Início do Jornal Nacional no dia sete de junho. Heraldo Pereira e Renata Vasconcelos estão na bancada, mas não falam nada. Passados alguns segundos, eles se olham e acenam levemente com a cabeça.
A sensação é de um erro: provavelmente, a transmissão foi ao ar antes de que o jornal pudesse, de fato, começar. Passado mais uns segundos, alguns caracteres aparecem na tela: “O silêncio incomoda. Dia Nacional da Liberdade de Imprensa. O caminho da democracia é a informação”.
A estratégia usada para começar o Jornal Nacional é bastante interessante pois traz, ao plano da materialidade (da ausência, no caso), a consciência de que o jornalismo serve, basicamente, para preencher espaços com algo que se espera ser útil na vida da população.
O silêncio do início ainda evoca a falta de notícias sobre o paradeiro do jornalista Dom Philips e do indigenista Bruno Pereira enquanto navegavam na terra indígena Vale do Javari, no Amazonas.
Ou seja, as suspeitas de que eles foram literalmente silenciados, da pior forma possível, é uma mensagem explícita sobre as funções, inconvenientes para vários setores, que o jornalismo preenche enquanto está sendo bem executado.
Vale a pena então pensar um pouco sobre o que o silêncio – metafórico, mas também literal – é capaz de fazer no jornalismo.
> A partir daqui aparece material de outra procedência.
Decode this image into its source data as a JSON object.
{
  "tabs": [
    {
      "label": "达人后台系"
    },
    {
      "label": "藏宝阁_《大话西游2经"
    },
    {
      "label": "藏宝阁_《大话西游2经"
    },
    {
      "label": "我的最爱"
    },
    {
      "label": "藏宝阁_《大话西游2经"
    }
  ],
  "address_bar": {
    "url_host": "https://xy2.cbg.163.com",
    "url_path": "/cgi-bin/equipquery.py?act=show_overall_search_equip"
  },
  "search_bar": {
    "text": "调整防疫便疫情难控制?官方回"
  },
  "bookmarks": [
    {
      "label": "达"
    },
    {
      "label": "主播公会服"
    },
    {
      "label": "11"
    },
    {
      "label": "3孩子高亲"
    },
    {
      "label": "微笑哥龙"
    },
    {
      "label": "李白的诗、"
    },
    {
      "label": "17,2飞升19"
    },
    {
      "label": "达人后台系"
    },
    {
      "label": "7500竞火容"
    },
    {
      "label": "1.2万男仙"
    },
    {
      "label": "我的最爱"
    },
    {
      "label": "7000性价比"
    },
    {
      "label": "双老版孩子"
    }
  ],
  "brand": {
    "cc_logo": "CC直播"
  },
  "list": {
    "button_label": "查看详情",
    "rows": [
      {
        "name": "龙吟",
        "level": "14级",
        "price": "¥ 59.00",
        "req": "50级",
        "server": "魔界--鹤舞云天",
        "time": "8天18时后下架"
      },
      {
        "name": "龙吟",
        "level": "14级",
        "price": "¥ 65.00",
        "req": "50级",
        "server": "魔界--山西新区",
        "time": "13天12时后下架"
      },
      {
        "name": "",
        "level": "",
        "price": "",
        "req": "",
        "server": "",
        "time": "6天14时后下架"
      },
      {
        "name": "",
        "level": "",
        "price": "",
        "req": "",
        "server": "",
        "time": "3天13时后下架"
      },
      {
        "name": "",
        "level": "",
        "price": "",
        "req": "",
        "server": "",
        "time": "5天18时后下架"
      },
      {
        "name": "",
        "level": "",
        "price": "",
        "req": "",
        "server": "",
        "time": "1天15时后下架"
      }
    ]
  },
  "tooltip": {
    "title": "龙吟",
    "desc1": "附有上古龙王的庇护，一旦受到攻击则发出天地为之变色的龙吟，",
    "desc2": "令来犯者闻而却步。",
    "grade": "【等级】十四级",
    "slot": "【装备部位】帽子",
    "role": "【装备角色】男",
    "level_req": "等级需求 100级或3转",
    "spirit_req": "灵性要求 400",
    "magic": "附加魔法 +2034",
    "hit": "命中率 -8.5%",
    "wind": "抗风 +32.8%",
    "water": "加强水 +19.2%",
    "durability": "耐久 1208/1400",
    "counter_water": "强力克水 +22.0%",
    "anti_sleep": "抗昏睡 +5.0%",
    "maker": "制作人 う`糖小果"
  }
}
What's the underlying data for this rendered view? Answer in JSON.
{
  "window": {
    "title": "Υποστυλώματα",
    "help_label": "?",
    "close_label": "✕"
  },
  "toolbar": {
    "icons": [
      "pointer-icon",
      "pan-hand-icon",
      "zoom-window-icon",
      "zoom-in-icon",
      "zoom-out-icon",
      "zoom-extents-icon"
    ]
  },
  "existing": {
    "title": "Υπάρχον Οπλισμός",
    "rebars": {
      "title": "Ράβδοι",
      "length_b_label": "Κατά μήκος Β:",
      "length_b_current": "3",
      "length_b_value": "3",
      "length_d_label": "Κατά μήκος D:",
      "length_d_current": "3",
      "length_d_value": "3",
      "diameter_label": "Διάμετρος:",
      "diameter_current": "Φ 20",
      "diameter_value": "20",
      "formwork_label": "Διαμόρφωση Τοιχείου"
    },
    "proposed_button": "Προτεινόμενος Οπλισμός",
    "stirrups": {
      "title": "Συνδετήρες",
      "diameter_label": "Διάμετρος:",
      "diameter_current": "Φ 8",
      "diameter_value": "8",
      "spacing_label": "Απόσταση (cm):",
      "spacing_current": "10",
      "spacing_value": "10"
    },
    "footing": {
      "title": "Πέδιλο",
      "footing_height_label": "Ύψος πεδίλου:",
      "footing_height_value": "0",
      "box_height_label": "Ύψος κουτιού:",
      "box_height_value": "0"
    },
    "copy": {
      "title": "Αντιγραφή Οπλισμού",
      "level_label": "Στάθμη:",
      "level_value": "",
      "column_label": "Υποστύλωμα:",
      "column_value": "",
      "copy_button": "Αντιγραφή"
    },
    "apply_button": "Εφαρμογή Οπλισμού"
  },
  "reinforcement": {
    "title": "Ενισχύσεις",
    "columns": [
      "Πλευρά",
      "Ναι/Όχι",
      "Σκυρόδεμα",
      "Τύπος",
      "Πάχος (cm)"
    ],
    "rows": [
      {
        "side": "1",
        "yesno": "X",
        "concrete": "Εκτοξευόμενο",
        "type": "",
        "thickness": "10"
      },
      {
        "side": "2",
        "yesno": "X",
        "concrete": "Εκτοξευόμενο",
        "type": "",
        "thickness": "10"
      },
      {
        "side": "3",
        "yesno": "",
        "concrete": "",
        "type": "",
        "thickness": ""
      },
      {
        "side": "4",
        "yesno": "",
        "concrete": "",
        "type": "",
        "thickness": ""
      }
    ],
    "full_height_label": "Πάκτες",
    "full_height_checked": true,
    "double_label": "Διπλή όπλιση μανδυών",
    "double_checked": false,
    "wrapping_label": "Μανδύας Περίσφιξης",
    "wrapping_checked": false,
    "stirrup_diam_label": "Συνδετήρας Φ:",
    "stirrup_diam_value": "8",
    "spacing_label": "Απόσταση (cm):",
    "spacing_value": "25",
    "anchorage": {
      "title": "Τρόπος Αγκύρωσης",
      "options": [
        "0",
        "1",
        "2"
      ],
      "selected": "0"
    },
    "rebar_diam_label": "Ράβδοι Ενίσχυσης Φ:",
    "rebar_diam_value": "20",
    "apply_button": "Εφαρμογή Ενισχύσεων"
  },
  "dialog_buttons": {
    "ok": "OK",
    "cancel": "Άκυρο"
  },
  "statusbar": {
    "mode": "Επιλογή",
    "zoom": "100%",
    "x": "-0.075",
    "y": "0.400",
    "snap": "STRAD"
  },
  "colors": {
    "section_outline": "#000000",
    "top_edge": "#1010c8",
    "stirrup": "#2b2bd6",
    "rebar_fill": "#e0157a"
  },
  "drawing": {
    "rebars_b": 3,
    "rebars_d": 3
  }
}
O silêncio do ‘Jornal Nacional’ como recurso jornalístico
É bem comum pensarmos no silêncio como vazio, como ausência, um buraco que precisa ser preenchido. Mas há outras visões possíveis. A pesquisadora Eni Orlandi, um dos principais nomes brasileiros na análise de discurso, já escreveu que o silêncio deveria ser visto como matéria significante por natureza – e caberia às palavras e demais sons a tarefa de ressignificá-lo.
É bem comum pensarmos no silêncio como vazio, como ausência, um buraco que precisa ser preenchido. Mas há outras visões possíveis.
Neste sentido, daria para dizer que há vários tipos de silêncio, e não apenas um. No caso da mensagem carregada pelo Jornal Nacional de sete de junho, a mensagem não é exatamente deixada no ar, mas sim reiterada pela mensagem: o silêncio incomoda. Ali, o silêncio se torna metáfora para falar da ausência da imprensa.
Mas o silêncio pode ser também entendido como escolha – de falar sobre certos temas e não outros, por exemplo. A organização de uma agenda jornalística, pela forma que certos assuntos sejam colocados em destaque em relação a outros, também é uma maneira de silenciar possíveis leituras – a de que um tema seria mais imprescindível na vida de quem assiste, por exemplo.
Da mesma forma, quando um telejornal (digamos, os entendidos como mais popularescos) foca apenas em miudezas cotidianas, normalmente com cunho sensacionalista – como assaltos, casos criminais, etc. – há um silenciamento sobre o contexto amplo que acarreta tais problemas. Em outras palavras, ao não contextualizar as questões das políticas públicas que levam aos problemas individuais, o jornalismo faz mau uso do silêncio.
O silêncio no ‘Jornal Nacional’ enquanto recurso discursivo
Mas há também os usos literais do silêncio no telejornalismo – um aspecto que chama bastante a atenção porque o espaço na televisão é escasso. As reportagens e matérias são sempre mais curtas, mais ágeis, em relação, por exemplo, ao digital ou ao impresso.
Mas o silêncio também costuma ser usado para fazer circular mensagens. Pode ser um uso poético, em cenas breves que exibam paisagens, por exemplo, ou em reportagens que enfatizam o drama de uma situação a partir da ausência de som.
O trabalho do repórter Chico Regueira, na TV Globo, é um bom exemplo da exploração do silêncio enquanto recurso discursivo. Ao focar em um estilo menos editado de jornalismo televisivo, colocando elementos da interação com os personagens, é comum que “sobrem” momentos vazios em suas reportagens – por vezes, preenchidos apenas com o som ambiente.
O fato é que, diferente do que pode imaginar, o silêncio fala – e fala muito. E talvez seja importante reconhecer que o jornalismo faz uso dele todos os dias, e não apenas em ocasiões especiais.